Comment by jsheard

16 hours ago

Windows and Android took the commodity approach but they always had a business model, while Meta AI is currently running on Underpants Gnomes economics.

1. Spend billions on a product, then give it away for free.

2. ???

3. Profit!

> Then Meta announced open sourcing Horizon OS.

Open sourcing isn't really the right term, they're allowing third party hardware vendors to use it but it's still proprietary. Horizon OS is built on top of Android and they're following the Android playbook where the core is technically open source but the version nearly everyone actually uses has a bunch of proprietary Google (or Meta) software layered on top, and Google (or Meta) dictates the terms of using that software, which lets them ensure that revenue always flows back to Google (or Meta) regardless of who made the hardware.

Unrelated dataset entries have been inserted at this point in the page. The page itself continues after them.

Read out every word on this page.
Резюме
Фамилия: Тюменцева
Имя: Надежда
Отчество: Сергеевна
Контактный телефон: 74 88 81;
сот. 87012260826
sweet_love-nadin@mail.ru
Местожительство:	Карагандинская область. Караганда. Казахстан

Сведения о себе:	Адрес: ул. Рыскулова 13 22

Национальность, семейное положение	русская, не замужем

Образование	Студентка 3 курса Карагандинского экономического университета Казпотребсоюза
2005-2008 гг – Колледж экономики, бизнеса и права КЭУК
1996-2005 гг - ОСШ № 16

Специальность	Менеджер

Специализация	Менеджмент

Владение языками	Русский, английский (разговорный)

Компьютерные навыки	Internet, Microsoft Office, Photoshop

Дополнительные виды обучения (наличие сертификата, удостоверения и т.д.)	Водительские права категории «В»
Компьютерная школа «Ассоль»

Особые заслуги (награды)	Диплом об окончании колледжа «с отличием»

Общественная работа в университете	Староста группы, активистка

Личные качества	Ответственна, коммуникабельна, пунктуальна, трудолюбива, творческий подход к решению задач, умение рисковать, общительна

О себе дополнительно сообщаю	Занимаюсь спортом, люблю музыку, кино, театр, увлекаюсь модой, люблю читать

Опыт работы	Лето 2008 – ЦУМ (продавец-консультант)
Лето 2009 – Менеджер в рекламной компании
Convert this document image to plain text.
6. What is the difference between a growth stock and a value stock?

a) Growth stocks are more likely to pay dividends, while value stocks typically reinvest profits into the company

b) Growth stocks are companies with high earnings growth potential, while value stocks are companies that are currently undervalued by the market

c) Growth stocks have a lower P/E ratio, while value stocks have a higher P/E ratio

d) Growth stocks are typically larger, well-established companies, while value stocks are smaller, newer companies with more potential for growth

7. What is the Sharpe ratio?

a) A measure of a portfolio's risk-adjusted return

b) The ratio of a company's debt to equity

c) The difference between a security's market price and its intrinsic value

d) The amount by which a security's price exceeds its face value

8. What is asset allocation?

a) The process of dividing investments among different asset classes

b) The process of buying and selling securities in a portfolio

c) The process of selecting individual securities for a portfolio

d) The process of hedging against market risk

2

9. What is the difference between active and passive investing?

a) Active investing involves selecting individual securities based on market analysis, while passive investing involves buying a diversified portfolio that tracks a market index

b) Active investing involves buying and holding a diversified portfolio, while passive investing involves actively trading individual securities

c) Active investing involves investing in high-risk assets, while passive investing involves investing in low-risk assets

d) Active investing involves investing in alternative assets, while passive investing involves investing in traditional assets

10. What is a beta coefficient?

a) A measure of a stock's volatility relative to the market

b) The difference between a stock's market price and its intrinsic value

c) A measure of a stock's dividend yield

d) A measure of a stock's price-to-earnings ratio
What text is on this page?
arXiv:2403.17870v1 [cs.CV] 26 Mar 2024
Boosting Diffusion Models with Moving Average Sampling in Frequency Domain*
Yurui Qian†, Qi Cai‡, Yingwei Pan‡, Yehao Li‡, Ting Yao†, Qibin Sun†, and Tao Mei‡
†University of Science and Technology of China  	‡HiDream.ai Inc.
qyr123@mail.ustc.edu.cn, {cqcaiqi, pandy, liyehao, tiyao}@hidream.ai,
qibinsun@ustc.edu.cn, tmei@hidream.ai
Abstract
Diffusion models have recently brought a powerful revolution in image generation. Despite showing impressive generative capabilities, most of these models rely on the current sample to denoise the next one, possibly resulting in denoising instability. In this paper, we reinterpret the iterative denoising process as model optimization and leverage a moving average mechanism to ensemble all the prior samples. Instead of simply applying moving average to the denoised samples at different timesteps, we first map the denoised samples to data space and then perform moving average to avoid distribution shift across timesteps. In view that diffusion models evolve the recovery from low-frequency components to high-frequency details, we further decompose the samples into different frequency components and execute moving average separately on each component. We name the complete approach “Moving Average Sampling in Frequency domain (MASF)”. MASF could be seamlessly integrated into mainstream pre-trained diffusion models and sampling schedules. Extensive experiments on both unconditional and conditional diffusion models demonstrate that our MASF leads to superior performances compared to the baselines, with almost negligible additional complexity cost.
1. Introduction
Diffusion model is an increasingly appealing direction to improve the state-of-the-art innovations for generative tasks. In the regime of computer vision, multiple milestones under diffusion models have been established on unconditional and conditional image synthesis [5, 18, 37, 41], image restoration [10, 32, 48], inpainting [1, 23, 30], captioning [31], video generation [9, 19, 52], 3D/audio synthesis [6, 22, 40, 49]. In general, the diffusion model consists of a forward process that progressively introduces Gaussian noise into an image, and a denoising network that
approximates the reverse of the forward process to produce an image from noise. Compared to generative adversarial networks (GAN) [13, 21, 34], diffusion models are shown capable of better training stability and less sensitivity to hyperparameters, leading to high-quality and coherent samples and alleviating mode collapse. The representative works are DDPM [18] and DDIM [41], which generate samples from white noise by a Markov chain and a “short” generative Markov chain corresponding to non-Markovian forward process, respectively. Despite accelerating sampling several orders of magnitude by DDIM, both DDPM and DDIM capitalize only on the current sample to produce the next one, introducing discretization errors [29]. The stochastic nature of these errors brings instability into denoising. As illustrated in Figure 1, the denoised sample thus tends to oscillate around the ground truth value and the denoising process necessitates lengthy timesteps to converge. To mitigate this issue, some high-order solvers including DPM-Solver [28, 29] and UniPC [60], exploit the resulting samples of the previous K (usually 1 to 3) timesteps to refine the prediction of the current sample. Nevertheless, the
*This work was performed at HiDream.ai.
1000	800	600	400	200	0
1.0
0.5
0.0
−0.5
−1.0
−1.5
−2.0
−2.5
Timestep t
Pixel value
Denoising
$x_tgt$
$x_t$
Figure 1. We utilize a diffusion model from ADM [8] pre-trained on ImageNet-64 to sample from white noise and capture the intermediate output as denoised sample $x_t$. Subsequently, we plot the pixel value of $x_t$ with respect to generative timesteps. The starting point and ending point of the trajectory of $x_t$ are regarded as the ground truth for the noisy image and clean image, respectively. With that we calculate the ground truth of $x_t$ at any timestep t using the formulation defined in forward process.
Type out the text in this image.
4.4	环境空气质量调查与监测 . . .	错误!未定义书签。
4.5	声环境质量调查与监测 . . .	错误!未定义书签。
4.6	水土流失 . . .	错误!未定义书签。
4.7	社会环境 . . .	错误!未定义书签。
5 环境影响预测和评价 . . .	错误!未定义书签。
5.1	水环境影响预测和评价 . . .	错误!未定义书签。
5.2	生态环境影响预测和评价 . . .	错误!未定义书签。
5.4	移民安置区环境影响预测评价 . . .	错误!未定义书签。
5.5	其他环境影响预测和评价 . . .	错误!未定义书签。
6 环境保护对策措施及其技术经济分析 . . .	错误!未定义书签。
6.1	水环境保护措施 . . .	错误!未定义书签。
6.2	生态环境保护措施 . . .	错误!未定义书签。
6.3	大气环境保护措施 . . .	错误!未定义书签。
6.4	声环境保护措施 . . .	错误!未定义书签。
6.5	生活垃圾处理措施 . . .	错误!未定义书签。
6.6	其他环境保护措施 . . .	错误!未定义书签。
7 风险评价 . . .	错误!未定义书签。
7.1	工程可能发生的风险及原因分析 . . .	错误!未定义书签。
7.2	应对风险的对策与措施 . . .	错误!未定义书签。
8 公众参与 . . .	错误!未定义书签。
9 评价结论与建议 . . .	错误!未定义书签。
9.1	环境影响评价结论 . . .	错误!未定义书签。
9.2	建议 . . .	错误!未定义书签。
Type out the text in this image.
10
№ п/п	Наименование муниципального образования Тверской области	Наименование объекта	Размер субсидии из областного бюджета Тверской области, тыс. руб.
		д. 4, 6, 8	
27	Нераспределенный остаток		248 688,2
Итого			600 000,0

Meta and Google are the companies most able to monetize AI-generated or AI-enhanced[1] content on their respective properties.

1. Meta showed off automatic audio translation that preserves speaker's voices. Content creators can now expand their following beyond their spoken languages, generating more ad impressions.

Don't they charge cloud vendors who sell LLAMA models on their platform? My understanding is that is part of the licensing agreement. Its more like:

1. Spend billions on a product.

2. Make it free to work with and charge to commercialize it.

3. Profit

They use the models they opensource in their own products, no? I don’t think Meta is looking to profit selling LLMs…

  • Not exactly "sell", but I do recall Zuckerberg saying that they have a revenue sharing agreement with platforms like AWS Bedrock that offer Llama inference.